Piper's class is unlike any second-grade class I've ever heard of. There is a remarkable focus on effective storytelling. They talk about theatricality when reading out loud. They talk about story structure. They have publication parties on the days that the students complete writing projects (complete with mugs of cocoa!). Mrs. Fiamingo told us how PJ struggled mightily with the concept of first drafts, how things didn't need to be -- indeed, couldn't be -- perfect the first time you hammer out your story, and that it would take several rewrites to get it a finished product. (I considered suggesting Mrs. Fiamingo read to the class the chapter from Anne LaMott's Bird By Bird called "Shitty First Drafts," but my finely honed sense of propriety figured out that this might not be a good call.)
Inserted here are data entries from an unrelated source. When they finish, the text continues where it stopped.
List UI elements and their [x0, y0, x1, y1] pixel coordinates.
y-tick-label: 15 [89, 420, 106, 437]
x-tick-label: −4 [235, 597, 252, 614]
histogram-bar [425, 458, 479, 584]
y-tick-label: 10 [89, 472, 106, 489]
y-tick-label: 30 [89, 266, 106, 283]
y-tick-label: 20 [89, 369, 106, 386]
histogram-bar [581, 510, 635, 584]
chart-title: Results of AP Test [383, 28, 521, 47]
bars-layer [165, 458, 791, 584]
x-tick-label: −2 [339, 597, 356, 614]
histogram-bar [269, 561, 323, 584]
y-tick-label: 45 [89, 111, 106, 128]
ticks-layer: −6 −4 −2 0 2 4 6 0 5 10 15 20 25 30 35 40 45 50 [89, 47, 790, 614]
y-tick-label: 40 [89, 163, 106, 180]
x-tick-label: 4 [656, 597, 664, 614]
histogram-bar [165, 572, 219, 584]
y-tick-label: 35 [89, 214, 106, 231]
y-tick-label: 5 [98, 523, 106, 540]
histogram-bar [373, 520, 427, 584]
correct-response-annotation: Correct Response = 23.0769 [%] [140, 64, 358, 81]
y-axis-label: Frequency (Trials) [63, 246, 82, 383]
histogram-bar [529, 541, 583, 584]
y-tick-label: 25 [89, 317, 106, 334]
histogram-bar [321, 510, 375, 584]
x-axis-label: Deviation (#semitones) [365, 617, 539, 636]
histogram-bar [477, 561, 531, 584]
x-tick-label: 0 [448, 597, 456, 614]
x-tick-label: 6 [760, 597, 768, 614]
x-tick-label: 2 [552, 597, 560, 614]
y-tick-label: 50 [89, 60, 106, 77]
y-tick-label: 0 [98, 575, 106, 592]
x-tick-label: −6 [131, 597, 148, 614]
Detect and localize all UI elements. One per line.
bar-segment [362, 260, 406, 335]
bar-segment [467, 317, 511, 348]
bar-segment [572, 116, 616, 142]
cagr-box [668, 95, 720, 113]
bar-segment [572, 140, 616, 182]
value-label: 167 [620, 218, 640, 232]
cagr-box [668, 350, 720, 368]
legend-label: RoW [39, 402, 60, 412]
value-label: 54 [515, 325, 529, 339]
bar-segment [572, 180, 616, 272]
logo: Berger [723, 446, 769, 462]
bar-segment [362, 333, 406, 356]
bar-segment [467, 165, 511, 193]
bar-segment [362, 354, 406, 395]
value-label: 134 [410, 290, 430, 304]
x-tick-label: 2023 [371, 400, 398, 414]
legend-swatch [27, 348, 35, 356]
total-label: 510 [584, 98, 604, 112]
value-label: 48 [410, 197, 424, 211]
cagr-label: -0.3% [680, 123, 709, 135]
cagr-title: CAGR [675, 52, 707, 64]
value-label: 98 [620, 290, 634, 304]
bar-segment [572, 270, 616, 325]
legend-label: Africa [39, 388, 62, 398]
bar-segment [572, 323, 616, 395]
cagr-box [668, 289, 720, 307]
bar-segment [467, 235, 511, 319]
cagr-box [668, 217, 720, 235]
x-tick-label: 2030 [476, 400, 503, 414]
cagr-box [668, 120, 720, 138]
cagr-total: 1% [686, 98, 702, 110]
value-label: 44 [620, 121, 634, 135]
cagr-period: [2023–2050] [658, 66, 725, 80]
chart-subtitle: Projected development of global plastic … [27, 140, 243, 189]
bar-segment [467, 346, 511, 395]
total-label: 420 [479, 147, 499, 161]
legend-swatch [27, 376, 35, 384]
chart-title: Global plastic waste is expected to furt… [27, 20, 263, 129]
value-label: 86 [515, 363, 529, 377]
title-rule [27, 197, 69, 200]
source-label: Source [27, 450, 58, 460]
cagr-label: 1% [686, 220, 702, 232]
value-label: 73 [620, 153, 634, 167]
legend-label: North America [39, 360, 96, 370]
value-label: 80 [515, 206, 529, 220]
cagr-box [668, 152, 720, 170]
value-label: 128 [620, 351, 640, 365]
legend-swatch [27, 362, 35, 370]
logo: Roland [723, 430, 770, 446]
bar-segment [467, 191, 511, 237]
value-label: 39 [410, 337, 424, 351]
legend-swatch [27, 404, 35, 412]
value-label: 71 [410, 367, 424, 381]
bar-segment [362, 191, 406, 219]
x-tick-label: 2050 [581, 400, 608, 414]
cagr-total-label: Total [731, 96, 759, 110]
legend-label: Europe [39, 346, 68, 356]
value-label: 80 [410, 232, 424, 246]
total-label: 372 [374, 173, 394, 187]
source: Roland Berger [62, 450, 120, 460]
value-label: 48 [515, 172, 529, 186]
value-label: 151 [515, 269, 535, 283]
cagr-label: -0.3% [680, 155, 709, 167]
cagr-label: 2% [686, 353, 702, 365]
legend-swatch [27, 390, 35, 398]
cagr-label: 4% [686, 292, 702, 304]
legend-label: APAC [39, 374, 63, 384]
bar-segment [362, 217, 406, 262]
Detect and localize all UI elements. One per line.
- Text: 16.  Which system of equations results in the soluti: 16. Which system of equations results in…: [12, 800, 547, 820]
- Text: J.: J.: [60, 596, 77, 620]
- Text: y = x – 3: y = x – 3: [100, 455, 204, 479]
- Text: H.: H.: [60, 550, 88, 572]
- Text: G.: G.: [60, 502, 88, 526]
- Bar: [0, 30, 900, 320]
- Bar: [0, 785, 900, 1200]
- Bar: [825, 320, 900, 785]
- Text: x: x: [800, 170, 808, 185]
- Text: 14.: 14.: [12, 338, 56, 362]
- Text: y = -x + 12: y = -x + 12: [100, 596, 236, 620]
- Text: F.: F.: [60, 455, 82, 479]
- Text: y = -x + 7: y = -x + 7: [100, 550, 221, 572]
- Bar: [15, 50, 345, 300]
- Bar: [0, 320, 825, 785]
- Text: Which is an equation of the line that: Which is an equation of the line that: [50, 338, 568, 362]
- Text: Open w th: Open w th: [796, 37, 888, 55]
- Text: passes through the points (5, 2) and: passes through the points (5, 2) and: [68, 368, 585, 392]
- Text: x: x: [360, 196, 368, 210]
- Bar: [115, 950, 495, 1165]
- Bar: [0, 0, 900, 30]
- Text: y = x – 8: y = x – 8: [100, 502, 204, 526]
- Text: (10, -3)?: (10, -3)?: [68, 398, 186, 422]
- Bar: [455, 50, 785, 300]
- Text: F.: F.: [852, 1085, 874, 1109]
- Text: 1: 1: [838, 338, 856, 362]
And she talked about how much PJ is going to love a new idea they're going to introduce in the coming weeks: showing without telling. They're going to have the students act different emotions without speaking, notice the physical changes in the way they act and look, and write a character that exhibits these emotions physically and emotionally without explicitly saying the way the character acts.

Second grade, I remind you. There are college-level classes working on this idea. Hell, I'm still working on this idea daily! Would that I had this kind of exposure to the process when I was seven years old!

***

I was hurriedly ironing a shirt a couple of mornings ago as we were going through our usual, stress-filled weekday morning. (Piper would be late to school again.) Zuzu, already prepared to leave and with some free time on her hands, was creating a scene on the ottoman behind me, casting a couple of kitchen utensils with funny arms and legs as her actors. One of the absolute delights in Laura's and my life is to hear Zuzu weave one of these "scenes." Normally, there is armhair-raising peril involved -- someone is drowning in an ocean of lava (read: carpet) or dangerously hanging over a precipice (read: radiator cover), and a rescue team of Bitty Babies™ and Legos™ are needed at once to ensure a safe rescue. But this morning's scene was notable for its banality:

French Whip: Look what I found!

Spoon: What is it?

French Whip: A book!

Spoon: Wow! Are you going to read it?

French Whip: Yes! I'm going to take it home!

Spoon: You can't do that!

French Whip: Why not?

Spoon: It might belong to someone else!

French Whip: You're right! Maybe we should find out who it belongs to!

Suddenly, as if she'd forgotten something important, she threw down the utensils, boarded her Razor scooter -- who has time for walking around the house? -- and tore down the hallway to the bathroom.

"Mom!" she insisted. "You shouldn't take things that aren't yours!"

And after receiving her mother's agreement/confirmation, she re-boarded her vehicle and kick-pushed down to the living room.

I was overcome briefly with awe. It was a whole different kind of storytelling: the moral tale, acted out right in front of me (well, okay, behind me), complete with the moral stated distinctly to an audience at the end.

Susannah may not have the same inclinations toward writing that Piper has shown, but there is no question that we are a family of storytellers.